Они еще долго бродили по музею. Рянский много и интересно говорил о живописи, о художниках. Как-то получилось само собой, что вышли из музея они вместе.
Славка опаздывал на тренировку и вскоре убежал.
– Симпатичный парень, – кивнул в его сторону Александр. – Из него должно получиться нечто дельное. Ваши одноклассницы, конечно, от него без ума?
– Не все, – ответила Жанна.
– Ну, о присутствующих не говорят.
Когда они подошли к дому Брискиных, Жанна неожиданно для себя пригласила Александра зайти.
– А удобно ли? – спросил он.
– Предков нет, – ответила Жанна. И, преодолевая смущение, добавила: – Зато есть исходный материал для коктейля и новые записи.
Большая квартира Брискиных была обставлена изысканно. «Да, мужу этой девочки жаловаться на приданое, видимо, не придется», – подумал Рянский. В гостиной он подошел к висевшей на стене маленькой картине, долго и внимательно вглядывался в нее. Потом отошел назад, склонил голову набок.
– Неужели подлинник? – изумился он. – Матисс? Невероятно!
– Да, – небрежно бросила Жанна, достававшая из серванта узкие хрустальные фужеры. – Вы мне поможете? А я включу магнитофон.
Рянский засучил рукава и стал колдовать над бутылками. Жанна принесла и поставила на журнальный столик хрустальную вазу с фруктами.
– Коктейль готов! – торжественно провозгласил Александр. – Он носит нежное имя «Мэри» и после двух фужеров укладывает наповал. Осторожнее, Жанночка! Вы рискуете, впустив в дом незнакомого мужчину.
– По-настоящему опасные мужчины не пугают, а действуют…

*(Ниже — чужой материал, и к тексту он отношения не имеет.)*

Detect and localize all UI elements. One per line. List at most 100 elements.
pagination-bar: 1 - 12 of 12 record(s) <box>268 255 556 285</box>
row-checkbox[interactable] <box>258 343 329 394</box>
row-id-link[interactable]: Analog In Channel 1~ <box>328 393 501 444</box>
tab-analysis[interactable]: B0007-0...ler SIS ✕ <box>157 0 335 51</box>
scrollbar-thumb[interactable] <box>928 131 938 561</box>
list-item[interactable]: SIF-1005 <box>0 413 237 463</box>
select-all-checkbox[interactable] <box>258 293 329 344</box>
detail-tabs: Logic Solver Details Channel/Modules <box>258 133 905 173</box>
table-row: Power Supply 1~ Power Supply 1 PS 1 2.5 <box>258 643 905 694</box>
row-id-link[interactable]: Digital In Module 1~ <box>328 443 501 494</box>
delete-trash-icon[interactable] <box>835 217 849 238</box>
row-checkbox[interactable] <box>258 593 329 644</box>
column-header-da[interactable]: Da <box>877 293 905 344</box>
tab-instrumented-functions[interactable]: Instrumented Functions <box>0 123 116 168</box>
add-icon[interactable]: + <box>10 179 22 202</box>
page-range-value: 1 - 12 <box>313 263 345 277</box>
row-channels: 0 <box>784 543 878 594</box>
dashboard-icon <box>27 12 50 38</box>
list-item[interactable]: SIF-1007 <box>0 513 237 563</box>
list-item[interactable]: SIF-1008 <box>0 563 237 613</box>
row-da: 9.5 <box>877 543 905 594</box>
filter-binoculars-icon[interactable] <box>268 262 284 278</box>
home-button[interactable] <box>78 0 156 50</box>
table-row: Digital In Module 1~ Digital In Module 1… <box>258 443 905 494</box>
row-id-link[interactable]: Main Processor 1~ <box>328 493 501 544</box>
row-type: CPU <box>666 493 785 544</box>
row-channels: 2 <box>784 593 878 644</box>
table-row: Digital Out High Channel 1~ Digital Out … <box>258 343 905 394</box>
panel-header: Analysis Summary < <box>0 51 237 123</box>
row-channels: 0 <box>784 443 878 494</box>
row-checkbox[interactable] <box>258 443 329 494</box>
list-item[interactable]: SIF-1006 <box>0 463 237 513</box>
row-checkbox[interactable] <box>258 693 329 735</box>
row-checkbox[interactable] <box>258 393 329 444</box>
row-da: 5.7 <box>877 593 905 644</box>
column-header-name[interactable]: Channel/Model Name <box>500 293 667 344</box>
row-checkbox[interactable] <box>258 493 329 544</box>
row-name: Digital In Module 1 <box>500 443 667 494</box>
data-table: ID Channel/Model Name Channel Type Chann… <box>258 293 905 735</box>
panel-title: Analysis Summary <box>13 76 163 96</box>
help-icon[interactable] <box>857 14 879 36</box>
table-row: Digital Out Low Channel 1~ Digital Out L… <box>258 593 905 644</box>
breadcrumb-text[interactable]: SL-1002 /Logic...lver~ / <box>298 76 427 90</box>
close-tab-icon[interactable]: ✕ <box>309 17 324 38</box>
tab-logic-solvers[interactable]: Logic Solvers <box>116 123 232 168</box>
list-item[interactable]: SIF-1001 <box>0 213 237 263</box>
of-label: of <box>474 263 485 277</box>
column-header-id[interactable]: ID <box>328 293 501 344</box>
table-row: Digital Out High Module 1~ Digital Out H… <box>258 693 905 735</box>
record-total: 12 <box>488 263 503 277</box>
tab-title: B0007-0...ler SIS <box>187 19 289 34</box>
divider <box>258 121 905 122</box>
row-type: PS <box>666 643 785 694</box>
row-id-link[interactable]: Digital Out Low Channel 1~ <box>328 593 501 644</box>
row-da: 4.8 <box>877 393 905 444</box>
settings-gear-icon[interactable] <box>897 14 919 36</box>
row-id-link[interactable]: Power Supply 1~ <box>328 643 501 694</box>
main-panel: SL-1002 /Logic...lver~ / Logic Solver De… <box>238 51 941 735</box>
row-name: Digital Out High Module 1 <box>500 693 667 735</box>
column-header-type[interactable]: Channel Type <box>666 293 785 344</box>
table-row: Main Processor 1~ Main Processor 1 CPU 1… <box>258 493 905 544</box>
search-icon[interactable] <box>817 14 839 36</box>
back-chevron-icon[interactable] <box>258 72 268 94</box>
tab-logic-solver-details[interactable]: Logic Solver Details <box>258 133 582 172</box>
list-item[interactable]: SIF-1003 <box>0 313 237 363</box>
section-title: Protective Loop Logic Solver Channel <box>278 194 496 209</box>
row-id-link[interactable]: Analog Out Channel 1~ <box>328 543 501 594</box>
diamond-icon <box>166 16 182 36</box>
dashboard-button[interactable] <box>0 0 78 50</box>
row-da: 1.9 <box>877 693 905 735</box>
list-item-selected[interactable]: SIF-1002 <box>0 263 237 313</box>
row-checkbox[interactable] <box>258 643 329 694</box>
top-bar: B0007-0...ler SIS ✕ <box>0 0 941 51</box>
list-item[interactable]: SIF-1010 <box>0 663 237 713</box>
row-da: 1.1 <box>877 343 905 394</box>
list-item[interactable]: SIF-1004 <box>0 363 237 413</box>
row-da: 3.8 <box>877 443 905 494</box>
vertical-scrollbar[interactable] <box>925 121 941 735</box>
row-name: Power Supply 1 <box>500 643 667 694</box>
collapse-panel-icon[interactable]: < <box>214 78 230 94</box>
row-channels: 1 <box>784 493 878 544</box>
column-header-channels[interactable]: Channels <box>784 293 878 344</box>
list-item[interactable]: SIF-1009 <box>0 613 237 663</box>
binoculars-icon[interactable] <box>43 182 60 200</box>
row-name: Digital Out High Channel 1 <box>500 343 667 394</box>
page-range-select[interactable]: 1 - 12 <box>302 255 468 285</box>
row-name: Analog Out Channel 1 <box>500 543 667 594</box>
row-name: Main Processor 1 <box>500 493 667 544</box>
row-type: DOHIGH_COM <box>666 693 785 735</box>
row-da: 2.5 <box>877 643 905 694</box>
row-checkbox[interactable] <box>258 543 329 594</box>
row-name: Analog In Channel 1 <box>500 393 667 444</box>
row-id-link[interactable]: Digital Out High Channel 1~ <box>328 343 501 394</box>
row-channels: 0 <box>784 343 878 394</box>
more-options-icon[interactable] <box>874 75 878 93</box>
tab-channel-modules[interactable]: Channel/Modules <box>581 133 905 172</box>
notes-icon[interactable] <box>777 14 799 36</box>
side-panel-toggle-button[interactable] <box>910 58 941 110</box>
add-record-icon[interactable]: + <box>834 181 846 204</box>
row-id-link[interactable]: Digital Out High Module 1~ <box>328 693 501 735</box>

– Ого! Один-ноль в вашу пользу. – Рянский улыбнулся краешком губ. Потом сразу стал серьезным, уставился в дно бокала. – Вы знаете, у меня сегодня особенный день, – не поднимая глаз, сказал он. – Встал утром с предвкушением чего-то необычного, что должно произойти. А потом еще бабушка. Я вас обязательно познакомлю, она – редкий экземпляр. Говорит мне: «Алекс, я видела во сне маму с распущенными волосами на качелях. Тебя ждут большие перемены». Теперь я понимаю, что она имела в виду. – Он внимательно посмотрел на девушку.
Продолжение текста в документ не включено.